Opinion

Commentary: Washington state marijuana laws at odds with reality

Medical marijuana advocates made a deal with the voters in 1998 with Initiative 692: no sales, no shops, no dispensaries, no co-ops, nothing that would even vaguely resemble a legalized dope industry.

The year before, Washingtonians had rejected a loophole-riddled initiative that would have abetted the loosey-goosey quasi-commercialization already seen in California. I-692 included a crucial safeguard: authorized patients could use marijuana, but they had to grow their own supply or have it provided by a caregiver. No money was to change hands.

One patient per caregiver: The law explicitly says the caregiver must "possess no more marijuana than is necessary for the patient's personal medical use." And he or she must "be the primary caregiver to only one patient at one time." That language would not be in there had the law envisioned shops with scores or hundreds of paying customers.

But dispensaries selling to multiple, paying customers is exactly what Washington has been seeing in recent months – in Tacoma, Spokane and elsewhere. Their operators appear to be hoping that police, prosecutors and courts will adopt a de facto tolerance policy toward "exchanges" that bill themselves as medical providers.

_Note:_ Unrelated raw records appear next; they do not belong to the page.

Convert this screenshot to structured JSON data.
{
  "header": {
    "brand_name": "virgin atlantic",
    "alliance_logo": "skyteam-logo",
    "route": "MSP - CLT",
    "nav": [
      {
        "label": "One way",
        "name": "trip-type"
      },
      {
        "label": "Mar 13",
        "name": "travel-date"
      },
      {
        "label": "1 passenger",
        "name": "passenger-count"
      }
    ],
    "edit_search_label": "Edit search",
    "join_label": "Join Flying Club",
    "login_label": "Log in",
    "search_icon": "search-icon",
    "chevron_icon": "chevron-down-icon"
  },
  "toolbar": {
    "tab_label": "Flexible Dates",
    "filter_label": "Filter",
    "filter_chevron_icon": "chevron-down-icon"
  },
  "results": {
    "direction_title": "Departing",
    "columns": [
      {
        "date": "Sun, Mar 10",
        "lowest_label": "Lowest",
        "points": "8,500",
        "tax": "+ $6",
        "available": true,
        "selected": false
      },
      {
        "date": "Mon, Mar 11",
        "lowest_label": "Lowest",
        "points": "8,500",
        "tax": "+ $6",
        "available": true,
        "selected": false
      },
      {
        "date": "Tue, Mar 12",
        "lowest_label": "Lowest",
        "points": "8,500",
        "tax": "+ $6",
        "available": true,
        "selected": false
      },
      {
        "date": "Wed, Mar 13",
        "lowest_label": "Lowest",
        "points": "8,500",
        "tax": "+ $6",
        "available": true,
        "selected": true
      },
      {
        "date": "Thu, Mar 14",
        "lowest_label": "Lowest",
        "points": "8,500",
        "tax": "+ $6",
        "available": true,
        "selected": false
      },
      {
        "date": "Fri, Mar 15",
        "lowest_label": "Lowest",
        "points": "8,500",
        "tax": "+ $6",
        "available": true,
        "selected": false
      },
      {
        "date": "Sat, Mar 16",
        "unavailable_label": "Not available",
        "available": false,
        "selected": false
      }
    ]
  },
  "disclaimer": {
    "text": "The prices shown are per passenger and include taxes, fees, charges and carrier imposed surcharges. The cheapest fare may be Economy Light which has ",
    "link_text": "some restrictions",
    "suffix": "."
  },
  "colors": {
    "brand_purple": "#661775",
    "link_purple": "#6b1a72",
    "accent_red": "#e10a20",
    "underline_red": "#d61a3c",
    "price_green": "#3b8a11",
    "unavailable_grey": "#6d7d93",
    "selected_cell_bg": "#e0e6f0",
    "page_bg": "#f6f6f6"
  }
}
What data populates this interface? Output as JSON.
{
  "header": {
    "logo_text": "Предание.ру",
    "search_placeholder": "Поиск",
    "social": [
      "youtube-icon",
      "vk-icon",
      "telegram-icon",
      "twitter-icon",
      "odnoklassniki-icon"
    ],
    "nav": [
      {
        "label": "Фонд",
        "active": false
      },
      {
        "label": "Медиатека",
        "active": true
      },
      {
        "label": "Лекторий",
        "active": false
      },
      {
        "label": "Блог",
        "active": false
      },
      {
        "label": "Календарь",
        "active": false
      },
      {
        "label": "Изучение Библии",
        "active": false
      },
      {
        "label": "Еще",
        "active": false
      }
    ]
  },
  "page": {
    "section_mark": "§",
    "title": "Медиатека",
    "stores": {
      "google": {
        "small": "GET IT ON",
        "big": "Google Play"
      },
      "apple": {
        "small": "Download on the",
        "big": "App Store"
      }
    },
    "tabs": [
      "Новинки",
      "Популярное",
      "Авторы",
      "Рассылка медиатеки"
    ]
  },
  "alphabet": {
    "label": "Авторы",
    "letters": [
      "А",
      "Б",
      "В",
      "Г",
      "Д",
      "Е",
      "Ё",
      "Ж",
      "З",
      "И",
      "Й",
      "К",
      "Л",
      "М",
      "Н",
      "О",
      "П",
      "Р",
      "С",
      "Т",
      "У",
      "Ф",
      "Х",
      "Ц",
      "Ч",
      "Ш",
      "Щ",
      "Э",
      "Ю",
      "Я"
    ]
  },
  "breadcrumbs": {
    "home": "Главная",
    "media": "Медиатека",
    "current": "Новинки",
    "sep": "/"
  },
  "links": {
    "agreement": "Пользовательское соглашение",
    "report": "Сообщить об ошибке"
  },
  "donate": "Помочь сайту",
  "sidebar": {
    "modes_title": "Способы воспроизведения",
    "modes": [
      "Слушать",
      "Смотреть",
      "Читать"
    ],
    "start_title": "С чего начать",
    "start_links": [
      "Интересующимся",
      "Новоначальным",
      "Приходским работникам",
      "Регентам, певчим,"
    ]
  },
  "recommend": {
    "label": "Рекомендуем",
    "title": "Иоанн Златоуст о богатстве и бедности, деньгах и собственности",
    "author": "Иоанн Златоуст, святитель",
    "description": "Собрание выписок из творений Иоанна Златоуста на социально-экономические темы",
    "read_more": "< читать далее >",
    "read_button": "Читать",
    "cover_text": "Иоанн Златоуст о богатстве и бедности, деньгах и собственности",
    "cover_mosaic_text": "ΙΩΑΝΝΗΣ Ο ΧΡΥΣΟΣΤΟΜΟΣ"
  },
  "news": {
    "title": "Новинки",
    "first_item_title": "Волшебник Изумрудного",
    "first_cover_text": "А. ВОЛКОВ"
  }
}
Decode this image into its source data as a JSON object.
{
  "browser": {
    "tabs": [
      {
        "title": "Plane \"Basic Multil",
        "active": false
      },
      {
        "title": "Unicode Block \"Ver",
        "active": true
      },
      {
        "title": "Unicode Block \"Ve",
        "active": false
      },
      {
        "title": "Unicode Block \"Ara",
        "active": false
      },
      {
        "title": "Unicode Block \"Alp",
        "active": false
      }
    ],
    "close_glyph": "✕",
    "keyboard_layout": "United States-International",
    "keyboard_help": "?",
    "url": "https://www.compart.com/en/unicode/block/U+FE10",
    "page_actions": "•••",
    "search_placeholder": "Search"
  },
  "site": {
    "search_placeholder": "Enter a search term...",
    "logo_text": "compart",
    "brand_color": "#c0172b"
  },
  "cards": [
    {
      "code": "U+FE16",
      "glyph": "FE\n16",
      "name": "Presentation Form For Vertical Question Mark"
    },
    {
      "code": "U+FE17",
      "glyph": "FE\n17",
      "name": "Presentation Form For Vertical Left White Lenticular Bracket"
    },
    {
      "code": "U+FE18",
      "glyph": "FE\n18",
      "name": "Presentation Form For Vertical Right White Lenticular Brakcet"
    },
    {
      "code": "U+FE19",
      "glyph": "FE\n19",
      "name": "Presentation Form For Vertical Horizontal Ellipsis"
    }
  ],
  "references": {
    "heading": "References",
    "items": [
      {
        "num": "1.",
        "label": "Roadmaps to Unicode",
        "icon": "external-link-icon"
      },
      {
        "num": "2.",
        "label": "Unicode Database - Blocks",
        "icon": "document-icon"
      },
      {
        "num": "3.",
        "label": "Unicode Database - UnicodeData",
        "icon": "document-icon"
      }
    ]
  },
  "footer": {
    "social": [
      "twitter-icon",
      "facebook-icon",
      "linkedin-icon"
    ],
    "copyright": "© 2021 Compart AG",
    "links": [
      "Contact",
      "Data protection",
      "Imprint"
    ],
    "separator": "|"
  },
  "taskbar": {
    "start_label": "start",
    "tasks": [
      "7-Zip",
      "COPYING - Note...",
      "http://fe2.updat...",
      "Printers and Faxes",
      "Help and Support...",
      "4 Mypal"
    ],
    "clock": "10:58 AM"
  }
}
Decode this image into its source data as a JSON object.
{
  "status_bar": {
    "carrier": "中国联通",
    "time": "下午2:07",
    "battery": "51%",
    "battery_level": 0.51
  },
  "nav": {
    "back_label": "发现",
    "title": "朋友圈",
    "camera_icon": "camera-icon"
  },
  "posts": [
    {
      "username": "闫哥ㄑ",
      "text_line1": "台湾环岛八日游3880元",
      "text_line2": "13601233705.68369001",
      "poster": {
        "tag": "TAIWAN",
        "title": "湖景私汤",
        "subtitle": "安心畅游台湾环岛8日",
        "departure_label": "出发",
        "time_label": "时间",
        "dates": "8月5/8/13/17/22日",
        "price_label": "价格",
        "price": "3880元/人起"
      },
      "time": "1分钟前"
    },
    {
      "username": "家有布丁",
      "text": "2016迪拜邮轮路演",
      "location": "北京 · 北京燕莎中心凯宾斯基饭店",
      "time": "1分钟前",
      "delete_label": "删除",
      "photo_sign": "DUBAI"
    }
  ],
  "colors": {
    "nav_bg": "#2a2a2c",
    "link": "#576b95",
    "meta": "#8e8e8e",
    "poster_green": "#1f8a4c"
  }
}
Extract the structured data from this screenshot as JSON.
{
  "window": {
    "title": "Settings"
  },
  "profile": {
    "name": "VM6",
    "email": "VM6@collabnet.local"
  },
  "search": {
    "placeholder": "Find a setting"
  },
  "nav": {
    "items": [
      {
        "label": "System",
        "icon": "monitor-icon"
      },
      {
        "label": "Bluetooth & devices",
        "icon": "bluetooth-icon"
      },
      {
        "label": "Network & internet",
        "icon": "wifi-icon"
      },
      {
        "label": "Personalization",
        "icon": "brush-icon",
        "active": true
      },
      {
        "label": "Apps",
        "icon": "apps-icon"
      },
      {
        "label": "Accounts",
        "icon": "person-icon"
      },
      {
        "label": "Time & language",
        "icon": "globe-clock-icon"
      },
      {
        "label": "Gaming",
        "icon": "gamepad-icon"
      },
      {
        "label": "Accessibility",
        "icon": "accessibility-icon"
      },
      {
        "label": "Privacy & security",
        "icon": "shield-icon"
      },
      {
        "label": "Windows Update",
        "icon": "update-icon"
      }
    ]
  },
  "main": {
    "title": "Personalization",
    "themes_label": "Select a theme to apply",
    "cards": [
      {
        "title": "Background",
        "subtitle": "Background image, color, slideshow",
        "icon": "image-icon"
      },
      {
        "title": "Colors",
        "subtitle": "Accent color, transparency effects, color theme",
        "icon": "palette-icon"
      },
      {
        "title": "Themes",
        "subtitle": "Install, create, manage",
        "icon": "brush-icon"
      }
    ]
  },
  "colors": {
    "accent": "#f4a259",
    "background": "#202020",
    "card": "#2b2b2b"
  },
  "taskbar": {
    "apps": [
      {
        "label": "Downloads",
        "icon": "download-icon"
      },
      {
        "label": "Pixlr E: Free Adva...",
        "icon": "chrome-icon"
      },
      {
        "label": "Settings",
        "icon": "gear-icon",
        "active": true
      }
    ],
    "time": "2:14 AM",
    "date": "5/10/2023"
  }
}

Three of these dispensaries have opened in Tacoma. Another, the "Green Buddha Patient Network," operates out of Seattle and reportedly sells to more than 1,000 users statewide. Because the state has expansive guidelines on how much marijuana an individual patient can possess, growers often have surpluses. Those surpluses are getting marketed through the exchanges, all under the benign auspices of medicine.